Não sabemos em concreto onde foram realizadas as «negociações» com o governo do Catar. O que sabemos é que foram detidas seis pessoas, entre as quais Eva Kaili, deputada grega dos Socialistas e Democratas do S&D, vice-presidente do Parlamento Europeu e estrela em ascensão dentro da social-democracia europeia. Na mesma operação, foi também preso Pier-Antonio Panzeri, ex-deputado europeu do S&D e atual presidente da Confederação Internacional de Sindicatos. Igualmente visado, foi o deputado veterano belga Marc Tarabella, também membro do S&D, cuja residência foi objeto de buscas. Para juntar à festa, não podiam faltar as habituais e «insuspeitas» ONG sempre prontas para servir de pontas de lança na denúncia de violações de direitos humanos, onde tal seja necessário e conveniente. Neste caso, duas estão envolvidas, a «Fight Impunity» e a «No Peace Without Justice» onde podemos encontrar grandes personalidades ligadas à União Europeia.
Em causa está a suspeita de corrupção dos acusados por parte do governo do Catar visando influenciar as decisões económicas e políticas do Parlamento Europeu a seu favor. Independentemente do inquérito que há de seguir o seu curso, não deixa de surpreender as posições públicas dos acusados relativamente à situação dos direitos sociais e laborais no Catar.
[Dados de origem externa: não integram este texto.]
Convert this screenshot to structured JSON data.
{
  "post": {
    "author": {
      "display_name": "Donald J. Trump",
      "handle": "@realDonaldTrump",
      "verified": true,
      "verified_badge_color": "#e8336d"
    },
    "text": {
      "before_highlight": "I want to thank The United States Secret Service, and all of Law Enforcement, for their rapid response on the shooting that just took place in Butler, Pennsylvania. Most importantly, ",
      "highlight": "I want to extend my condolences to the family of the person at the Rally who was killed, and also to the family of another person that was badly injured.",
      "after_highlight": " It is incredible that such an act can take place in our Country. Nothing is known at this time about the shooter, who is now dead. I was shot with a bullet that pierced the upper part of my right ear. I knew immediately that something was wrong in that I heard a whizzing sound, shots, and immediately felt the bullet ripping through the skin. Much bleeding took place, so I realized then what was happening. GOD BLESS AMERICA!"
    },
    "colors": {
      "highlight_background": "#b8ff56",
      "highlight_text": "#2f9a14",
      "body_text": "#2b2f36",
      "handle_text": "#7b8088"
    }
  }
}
«O Catar é um exemplo em matéria de direitos laborais», declamava a deputada grega em plena sessão plenária a 22 de novembro deste ano, perante a perplexidade dos seus pares. Marc Tarabella, vice-presidente da delegação para as relações com a Península Arábica no Parlamento Europeu, depois de, em 2014, twittar furiosamente contra a atribuição ao Catar do mundial de futebol, mudou de opinião ao declarar mais tarde ao canal de notícias LN24, que «criticar o Catar» («Qatar-bashing» foi a expressão usada) era «ridículo e hipócrita» porque «o país tem feito enormes esforços, principalmente em termos de direitos laborais».
Não é a primeira vez que recaem suspeitas sobre a lisura dos processos legislativos dentro da União Europeia. Desde a década de noventa que assistimos a sucessivas operações de cosmética destinadas a iludir a opinião pública. Hoje existem imperativos de transparência que obrigam os deputados, comissários e funcionários públicos europeus a declarar os seus rendimentos e funções exercidas durante o mandato, e os relatórios sobre os interlocutores que escolhem envolver na sua reflexão. Existe também um Registo de Transparência, na forma de uma base de dados que lista neste momento cerca de 11500 organizações de lobbying que entram em contacto regularmente com os membros das instituições europeias. Contudo, nada se sabe, obviamente do conteúdo destes contactos, nem das contrapartidas e muito menos se sabe sobre o que se passa fora das instituições.
Não sabemos onde irá acabar este caso envolvendo o Catar, num momento em que surgem notícias semelhantes envolvendo o reino de Marrocos, cuja diplomacia sempre foi muito ativa em Bruxelas («a ponta do icebergue» segundo o Alberto Alemanno, professor de direito europeu em declarações ao Expresso). Contudo, estes episódios, certamente reveladores, são apenas a expressão concreta de uma União Europeia construída para servir os interesses das grandes multinacionais, todas elas bem presentes em Bruxelas onde os seus escritórios se encontram paredes meias com as suas instituições.